Riverwest - Live and Let Live Book

When I was looking for a place to live in Milwaukee in 2007, I came across the Riverwest neighborhood and fell in love.  I still live in Riverwest to this day.  The neighborhood reminded me of the diverse D.C. neighborhood of Adams Morgan from the 90s.

A new book by Evelyn M. Perry titled "Live and Let Live: Diversity, Conflict, and Community in an Integrated Neighborhood" examines why Riverwest is not like any other neighborhood in Milwaukee. Perry, a sociologist at Rhodes College in Memphis, studied Riverwest for three years.

“We are in a bind,” writes Evelyn M. Perry. While conventional wisdom asserts that residential racial and economic integration holds great promise for reducing inequality in the United States, Americans are demonstrably not very good at living with difference. Perry’s analysis of the multiethnic, mixed-income Milwaukee community of Riverwest, where residents maintain relative stability without insisting on conformity, advances our understanding of why and how neighborhoods matter. In response to the myriad urban quantitative assessments, Perry examines the impacts of neighborhood diversity using more than three years of ethnographic fieldwork and interviews. Her in-depth examination of life “on the block” expands our understanding of the mechanisms by which neighborhoods shape the perceptions, behaviors, and opportunities of those who live in them. Perry challenges researchers’ assumptions about what “good” communities look like and what well-regulated communities want. Live and Let Live shifts the conventional scholarly focus from “What can integration do?” to “How is integration done?”

Read more below.

In the book, she writes that Milwaukee's segregation rates have barely moved between 1980 and 2010 and there are only a few neighborhoods that are racially integrated like Riverwest. Perry's book investigates why Riverwest, for the most part, has remained one of the most diverse neighborhoods in the city.

Perry used tools like urban ethnography to explore the lived experience of integration. She also conducted 60 in-depth, open interviews with a wide range of people who were actively engaged in the neighborhood. 

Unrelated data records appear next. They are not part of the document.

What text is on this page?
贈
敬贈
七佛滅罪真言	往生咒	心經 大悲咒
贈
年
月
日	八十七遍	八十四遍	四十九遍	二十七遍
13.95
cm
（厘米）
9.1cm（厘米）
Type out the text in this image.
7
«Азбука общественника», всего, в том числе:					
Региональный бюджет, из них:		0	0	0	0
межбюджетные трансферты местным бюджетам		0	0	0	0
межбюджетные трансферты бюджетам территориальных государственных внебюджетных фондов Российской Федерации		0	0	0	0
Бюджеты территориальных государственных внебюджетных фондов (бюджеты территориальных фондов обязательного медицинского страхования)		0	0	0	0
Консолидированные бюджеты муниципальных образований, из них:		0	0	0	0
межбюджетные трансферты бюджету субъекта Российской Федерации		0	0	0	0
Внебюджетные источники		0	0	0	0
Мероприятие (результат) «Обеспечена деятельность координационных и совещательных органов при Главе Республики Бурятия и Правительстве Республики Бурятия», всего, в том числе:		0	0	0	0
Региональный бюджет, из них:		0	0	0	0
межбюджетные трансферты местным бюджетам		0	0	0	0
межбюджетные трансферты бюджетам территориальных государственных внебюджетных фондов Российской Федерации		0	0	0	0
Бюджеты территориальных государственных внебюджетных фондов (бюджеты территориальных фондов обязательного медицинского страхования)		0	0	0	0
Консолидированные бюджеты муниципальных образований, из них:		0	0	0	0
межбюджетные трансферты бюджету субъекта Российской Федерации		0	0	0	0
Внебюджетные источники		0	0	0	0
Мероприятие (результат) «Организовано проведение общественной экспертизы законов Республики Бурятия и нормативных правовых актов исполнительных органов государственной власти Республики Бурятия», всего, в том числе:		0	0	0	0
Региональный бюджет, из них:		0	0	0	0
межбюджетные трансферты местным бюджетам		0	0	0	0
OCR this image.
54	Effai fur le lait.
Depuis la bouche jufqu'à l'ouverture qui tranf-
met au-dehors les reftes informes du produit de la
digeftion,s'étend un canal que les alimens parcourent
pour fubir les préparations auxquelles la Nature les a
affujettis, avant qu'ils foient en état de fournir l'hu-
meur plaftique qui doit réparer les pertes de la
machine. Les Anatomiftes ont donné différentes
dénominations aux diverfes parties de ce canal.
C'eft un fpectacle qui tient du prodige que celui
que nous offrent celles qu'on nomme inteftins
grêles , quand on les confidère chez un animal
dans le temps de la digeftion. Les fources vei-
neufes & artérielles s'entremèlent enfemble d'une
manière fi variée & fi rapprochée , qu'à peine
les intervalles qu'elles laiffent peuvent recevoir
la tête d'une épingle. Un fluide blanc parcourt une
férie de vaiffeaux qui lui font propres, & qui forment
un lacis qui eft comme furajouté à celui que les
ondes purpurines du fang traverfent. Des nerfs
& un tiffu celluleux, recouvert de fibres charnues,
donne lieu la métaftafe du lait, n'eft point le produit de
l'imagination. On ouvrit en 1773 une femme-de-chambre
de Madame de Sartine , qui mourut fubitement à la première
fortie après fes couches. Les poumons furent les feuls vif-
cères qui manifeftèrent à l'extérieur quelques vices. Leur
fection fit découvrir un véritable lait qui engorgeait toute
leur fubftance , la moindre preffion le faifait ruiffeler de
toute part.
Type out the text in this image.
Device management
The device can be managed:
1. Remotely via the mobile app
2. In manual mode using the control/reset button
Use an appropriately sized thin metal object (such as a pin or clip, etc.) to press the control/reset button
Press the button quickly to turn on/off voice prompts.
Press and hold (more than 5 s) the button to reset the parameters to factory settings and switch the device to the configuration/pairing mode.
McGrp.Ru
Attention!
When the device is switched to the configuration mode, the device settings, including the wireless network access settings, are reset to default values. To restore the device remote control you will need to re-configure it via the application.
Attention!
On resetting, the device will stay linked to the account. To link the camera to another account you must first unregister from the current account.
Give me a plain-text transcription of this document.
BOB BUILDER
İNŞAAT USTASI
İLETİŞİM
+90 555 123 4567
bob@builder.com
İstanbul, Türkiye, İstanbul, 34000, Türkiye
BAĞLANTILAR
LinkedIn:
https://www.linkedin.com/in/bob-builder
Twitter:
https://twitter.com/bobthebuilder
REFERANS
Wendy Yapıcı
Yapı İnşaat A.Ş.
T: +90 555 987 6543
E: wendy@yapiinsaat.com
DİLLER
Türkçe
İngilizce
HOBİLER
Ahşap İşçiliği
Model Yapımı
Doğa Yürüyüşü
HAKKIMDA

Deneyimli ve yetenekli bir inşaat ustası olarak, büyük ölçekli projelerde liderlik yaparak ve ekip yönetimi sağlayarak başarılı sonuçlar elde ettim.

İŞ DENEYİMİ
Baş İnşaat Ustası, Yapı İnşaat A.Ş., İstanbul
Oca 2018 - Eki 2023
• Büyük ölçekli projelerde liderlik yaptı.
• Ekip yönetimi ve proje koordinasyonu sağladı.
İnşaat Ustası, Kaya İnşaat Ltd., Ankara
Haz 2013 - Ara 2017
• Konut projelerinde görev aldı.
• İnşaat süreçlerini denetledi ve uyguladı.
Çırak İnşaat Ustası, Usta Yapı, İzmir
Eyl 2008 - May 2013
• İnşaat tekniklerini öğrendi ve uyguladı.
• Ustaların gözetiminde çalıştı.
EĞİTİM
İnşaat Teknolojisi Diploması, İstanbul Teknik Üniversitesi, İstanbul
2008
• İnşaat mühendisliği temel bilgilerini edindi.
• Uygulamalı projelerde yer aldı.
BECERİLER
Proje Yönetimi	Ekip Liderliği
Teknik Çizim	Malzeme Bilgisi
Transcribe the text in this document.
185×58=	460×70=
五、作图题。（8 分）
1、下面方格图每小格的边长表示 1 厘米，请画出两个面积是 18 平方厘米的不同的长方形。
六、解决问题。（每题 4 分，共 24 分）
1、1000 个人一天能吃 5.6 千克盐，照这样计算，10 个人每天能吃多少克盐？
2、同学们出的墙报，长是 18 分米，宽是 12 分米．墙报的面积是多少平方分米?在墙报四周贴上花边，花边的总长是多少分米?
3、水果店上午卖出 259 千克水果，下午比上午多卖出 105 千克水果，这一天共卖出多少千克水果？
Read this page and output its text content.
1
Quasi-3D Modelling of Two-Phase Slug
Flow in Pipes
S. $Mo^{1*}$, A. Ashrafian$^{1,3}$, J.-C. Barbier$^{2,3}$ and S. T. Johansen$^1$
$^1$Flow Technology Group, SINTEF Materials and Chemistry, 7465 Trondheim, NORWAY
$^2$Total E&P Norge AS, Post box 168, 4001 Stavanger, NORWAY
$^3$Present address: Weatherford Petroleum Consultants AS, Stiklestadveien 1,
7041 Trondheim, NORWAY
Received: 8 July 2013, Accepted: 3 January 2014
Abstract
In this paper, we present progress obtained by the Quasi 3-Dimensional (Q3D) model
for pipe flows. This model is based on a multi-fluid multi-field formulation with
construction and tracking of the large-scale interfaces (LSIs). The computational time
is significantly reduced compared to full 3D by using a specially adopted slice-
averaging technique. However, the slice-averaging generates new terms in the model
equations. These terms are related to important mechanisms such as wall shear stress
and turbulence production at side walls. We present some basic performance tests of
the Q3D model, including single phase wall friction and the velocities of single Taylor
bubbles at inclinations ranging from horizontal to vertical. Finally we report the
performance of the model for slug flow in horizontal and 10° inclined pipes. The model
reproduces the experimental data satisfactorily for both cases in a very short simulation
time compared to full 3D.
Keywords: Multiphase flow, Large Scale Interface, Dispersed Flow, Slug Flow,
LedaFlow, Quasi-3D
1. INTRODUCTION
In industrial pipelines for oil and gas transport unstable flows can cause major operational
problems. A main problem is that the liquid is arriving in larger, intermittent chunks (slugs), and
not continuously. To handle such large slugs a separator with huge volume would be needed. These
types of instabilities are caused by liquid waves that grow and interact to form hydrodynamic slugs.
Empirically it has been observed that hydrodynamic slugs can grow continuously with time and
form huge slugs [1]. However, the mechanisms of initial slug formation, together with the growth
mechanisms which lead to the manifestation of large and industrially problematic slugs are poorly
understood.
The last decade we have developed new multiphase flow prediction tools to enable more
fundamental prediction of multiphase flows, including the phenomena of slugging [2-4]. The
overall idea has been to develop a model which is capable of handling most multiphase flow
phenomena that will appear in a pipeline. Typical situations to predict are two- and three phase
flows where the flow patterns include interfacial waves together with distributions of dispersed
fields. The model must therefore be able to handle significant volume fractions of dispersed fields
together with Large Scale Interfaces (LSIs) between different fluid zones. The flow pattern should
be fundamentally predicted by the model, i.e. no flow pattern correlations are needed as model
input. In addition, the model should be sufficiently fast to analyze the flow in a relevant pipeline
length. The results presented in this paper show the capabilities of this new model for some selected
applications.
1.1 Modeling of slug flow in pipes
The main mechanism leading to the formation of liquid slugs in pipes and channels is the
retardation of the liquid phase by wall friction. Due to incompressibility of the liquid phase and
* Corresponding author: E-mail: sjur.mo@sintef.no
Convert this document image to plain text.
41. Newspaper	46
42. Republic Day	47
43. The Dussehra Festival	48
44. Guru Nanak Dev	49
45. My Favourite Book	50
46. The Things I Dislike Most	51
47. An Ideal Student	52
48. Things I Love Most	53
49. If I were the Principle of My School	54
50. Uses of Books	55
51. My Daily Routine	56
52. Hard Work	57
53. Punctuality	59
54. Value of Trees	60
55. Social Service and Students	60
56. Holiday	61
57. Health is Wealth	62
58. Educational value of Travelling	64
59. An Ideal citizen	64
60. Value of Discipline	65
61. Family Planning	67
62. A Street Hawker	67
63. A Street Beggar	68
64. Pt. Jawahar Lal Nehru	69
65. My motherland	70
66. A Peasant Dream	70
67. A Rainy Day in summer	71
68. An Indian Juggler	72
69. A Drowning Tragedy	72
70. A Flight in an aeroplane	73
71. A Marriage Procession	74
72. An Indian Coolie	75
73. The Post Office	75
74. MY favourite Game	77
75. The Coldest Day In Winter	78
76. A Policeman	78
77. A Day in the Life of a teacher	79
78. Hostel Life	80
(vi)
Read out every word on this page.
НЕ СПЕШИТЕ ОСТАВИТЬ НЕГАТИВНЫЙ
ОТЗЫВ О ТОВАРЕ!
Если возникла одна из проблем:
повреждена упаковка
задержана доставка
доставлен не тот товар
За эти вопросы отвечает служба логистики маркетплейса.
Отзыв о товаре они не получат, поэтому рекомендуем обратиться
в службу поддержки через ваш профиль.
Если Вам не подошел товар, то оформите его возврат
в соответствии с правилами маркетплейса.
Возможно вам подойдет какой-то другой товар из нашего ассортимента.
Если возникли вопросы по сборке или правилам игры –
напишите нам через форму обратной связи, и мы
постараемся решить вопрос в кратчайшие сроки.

Perry writes that the book explores everyday "doing of difference in a diverse neighborhood. In chapters 2 and 3, she provides a look a the history of Riverwest.  Chapter 4 explores regulation in a diverse neighborhood like policing. In chapter 5 and 6, Perry examines the social bases for shared perceptions for specific features of the neighborhood. The final chapter looks at the durability of Riverwest's social diversity. She discusses the implications of her findings for inequality, power relations, and the understanding of the "good" community.

The book cover was created by local musician Mike Fredrickson. Tonight (March 31), Evelyn M. Perry will be at the Woodland Pattern Book Center to talk about her book beginning at 7 pm.